John Mueller states that in some cases the Core Web Vitals ranking signal might be calculated using the noindexed web pages.
Lab Data and Field Data
Lab data in regard to the web vitals scores are an estimate of the score. The lab data score is obtained in a simulated environment. Lab Data’s goal is to let the publisher get an idea of what could be problematic. Field Data, therefore, is a score that is calculated on the basis of actual website visitors under real-world conditions. Google will be using the field data to ascertain the associated ranking signal score.
Noindex and Core Web Vitals
Noindex is sort of a signal that publishers use to let Google know that not to include a webpage in Google’s search results.
You can prevent a page from appearing in Google Search by including a noindex meta tag in the page’s HTML code, or by returning a noindex header in the HTTP request.
When Googlebot next crawls that page and sees the tag or header, Googlebot will drop that page entirely from Google Search results, regardless of whether other sites link to it.
The question asked of Google’s John Mueller was whether the noindexed pages will be considered to calculate the web vitals score. The question asked was indeed an important one as the publisher was blocking the webpages because they were slow and did not want those pages to be used as a part of the calculation of core web vitals score.
With regards to core web vitals, field data is going to be the one to pay attention to, correct (in terms of ranking signals)?
John Mueller Replied:
Yes, yes, it’s the field data.
Google May Accumulate Pages For Core Web Vitals
Mueller in further questions reveals how Google in few cases ascertains the core web vitals score as an average of multiple pages.
When this becomes a ranking signal… is it going to be page level or domain level?
…What happens with the field data is we don’t have data points for every page.
So we, for the most part, we need to have kind of groupings of individual pages.
And depending on the amount of data that we have, that can be a grouping of the whole website (kind of the domain).
…I think in the Chrome User Experience Report they use the origin which would be the subdomain and the protocol there.
So that would be kind of the overarching kind of grouping.
And if we have more data for individual parts of a website then we’ll try to use that.
And I believe that’s something you also see in search console where we’ll show like one URL and say… there’s so many other pages that are associated with that. And that’s kind of the grouping that we would use there.
Mueller clear it out that the core web vitals score may not always be calculated on a page by page basis.
Slow Pages Impact on Overall CWV Score
A publisher then asked that they have a group of pages that are slow and are no-indexed, does it affect the core web vitals score.
We gave this set of pages that they are slow. And these we have a noindex on them… they are very slow. And that’s why we don’t want it to be accounted for.
I don’t know for sure how we would do things with a noindex there. But it’s not something you can easily determine ahead of time.

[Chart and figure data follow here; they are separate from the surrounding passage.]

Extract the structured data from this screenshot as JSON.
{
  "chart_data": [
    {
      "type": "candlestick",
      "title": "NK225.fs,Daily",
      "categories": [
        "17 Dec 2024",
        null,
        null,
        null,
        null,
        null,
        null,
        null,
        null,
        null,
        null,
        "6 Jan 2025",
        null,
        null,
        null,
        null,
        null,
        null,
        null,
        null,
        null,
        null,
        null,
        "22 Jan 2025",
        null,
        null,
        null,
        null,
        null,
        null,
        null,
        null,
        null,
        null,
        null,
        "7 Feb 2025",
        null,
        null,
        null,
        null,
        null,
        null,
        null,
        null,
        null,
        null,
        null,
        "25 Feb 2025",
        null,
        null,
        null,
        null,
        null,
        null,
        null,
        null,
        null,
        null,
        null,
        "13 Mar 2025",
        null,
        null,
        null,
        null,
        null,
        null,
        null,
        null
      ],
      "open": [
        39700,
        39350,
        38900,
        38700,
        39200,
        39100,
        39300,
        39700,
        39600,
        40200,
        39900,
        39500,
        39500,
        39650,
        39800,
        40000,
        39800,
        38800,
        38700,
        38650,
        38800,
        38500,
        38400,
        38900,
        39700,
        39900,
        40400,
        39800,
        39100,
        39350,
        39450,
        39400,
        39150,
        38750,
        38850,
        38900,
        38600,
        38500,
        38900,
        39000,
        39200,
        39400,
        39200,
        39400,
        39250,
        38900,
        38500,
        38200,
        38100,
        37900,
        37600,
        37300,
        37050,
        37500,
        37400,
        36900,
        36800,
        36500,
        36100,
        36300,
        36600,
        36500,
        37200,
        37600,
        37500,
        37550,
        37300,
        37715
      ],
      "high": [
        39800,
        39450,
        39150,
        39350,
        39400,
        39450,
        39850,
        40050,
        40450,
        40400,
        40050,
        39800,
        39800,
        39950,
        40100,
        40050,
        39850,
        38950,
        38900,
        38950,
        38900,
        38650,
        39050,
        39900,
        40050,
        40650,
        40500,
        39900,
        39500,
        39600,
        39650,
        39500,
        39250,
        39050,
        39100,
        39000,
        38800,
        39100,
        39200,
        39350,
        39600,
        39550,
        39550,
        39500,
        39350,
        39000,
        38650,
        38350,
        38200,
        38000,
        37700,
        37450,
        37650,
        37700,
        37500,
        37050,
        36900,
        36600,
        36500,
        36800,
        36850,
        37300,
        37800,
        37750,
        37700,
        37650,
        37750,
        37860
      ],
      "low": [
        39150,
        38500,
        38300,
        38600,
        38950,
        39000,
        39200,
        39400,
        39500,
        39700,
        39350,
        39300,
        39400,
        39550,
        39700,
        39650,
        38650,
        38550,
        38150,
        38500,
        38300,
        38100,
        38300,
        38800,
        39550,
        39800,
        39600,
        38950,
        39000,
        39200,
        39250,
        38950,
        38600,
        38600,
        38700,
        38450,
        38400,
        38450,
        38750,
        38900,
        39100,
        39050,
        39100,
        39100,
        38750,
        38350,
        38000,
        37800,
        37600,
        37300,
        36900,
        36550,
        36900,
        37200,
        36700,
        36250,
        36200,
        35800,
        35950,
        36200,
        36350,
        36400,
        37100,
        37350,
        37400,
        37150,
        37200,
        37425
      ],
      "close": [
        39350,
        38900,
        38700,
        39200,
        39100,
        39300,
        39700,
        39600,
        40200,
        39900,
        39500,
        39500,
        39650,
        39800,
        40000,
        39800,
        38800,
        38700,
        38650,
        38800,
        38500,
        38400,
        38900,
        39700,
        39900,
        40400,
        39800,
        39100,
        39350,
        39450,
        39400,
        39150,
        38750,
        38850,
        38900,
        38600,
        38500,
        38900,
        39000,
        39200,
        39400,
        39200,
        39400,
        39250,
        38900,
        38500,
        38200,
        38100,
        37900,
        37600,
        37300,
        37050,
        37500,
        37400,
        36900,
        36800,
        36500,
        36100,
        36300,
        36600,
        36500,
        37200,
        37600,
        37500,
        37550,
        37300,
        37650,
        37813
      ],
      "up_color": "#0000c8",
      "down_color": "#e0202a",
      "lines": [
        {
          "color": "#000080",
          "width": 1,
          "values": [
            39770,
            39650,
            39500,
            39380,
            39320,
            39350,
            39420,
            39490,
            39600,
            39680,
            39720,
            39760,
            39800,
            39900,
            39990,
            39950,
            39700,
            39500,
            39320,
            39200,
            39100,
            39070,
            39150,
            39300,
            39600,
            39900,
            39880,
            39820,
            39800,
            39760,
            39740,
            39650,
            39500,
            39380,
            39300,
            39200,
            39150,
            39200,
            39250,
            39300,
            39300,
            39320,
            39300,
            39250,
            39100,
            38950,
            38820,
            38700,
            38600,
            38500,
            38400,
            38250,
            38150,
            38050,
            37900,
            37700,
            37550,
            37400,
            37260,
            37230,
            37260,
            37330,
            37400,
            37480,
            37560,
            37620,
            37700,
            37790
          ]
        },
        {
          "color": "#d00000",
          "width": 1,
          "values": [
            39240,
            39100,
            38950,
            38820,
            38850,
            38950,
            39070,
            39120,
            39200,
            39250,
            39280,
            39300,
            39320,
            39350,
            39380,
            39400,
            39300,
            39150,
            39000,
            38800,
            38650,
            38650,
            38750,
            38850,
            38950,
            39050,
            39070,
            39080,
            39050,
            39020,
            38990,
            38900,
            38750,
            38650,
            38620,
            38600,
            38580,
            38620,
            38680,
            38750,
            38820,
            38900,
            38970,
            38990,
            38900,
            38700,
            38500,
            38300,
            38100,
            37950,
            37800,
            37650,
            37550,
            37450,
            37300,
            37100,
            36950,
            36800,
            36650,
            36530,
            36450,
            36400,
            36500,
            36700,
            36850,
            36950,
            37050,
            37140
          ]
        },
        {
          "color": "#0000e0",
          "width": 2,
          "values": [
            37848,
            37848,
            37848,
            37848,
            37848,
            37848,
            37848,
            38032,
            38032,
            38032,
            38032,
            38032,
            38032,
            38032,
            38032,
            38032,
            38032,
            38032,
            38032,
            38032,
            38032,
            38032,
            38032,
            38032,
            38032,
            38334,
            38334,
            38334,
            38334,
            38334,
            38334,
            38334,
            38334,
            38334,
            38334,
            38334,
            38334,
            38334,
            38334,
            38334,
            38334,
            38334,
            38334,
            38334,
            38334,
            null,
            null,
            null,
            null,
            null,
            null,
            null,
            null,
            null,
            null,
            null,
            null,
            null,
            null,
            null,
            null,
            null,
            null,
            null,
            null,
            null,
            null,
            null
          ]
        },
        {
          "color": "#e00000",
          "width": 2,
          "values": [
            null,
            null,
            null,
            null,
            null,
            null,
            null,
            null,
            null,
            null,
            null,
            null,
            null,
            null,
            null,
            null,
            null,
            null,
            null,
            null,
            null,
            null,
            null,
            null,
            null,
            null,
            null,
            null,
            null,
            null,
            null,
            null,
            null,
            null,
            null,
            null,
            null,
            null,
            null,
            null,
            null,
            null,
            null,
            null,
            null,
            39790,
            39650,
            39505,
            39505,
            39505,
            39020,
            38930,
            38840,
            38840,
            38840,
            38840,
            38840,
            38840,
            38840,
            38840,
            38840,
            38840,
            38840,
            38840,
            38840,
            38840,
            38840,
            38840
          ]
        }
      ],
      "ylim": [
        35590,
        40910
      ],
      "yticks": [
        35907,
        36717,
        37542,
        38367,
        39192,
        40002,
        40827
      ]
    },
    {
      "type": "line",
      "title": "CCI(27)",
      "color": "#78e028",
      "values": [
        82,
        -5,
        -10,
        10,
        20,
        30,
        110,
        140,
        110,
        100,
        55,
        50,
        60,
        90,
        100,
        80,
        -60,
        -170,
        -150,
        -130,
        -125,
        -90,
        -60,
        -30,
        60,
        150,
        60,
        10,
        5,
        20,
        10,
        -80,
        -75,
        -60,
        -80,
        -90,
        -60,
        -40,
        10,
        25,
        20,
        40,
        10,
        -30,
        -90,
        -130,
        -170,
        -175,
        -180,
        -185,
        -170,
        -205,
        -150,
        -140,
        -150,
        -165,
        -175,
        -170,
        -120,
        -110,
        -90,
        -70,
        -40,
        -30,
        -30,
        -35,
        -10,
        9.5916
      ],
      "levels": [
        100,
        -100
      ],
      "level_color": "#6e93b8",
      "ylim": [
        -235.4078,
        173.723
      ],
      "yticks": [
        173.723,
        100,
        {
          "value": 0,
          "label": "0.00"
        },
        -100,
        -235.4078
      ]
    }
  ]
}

Like, will we see this as one website or will we see it as different groupings there.
Sometimes with the Chrome User Experience Report data you can see like, Does Google have data points for those noindex pages? Does Google have data points for the other pages there?
And then you can kind of figure out like okay, it can recognize that there is separate kinds of pages and can treat them individually.
And if that’s the case, then I don’t see a problem with that.
If it’s a smaller website where we just don’t have a lot of signals for the website then those noindex pages could be playing a role there as well.
So I’m not 100% sure but my understanding is that in the Chrome User Experience Report data we do include all kinds of pages that users access.
So there’s no specific kind of, will this page be indexed like this or not check that happens there because the indexability is sometimes quite complex with regards to canonicals and all of that.
So it’s not trivial to determine… on the Chrome side if this page will be indexed or not.
It might be the case that if a page has a clear noindex then even in Chrome we would be able to recognize that. But I’m not 100% sure if we actually do that.
I would also check the Chrome User Experience Report data. I think you can download data into BigQuery and you can play with that a little bit and figure out how is that happening for other sites, for similar sites that kind of fall in the same category as the site that you’re working on.
Webpages That Users Access
As Muller continues to explain that he was not 100% sure if Google uses noindexed pages, he did ensure that the Chrome User Experience Report contains all kinds of pages (which in this context may include noindexed pages).
…we do include all kinds of pages that users access.
The reason behind making use of the noindexed pages could be that users can access a webpage then it is going to be measured. Users will still experience the noindexed pages, whether or not those pages are blocked to Google. Though Mueller is not 100% sure but in the meantime until there is not any clarification, it may be wise to consider that noindexed pages will be included in the core web vitals ranking score.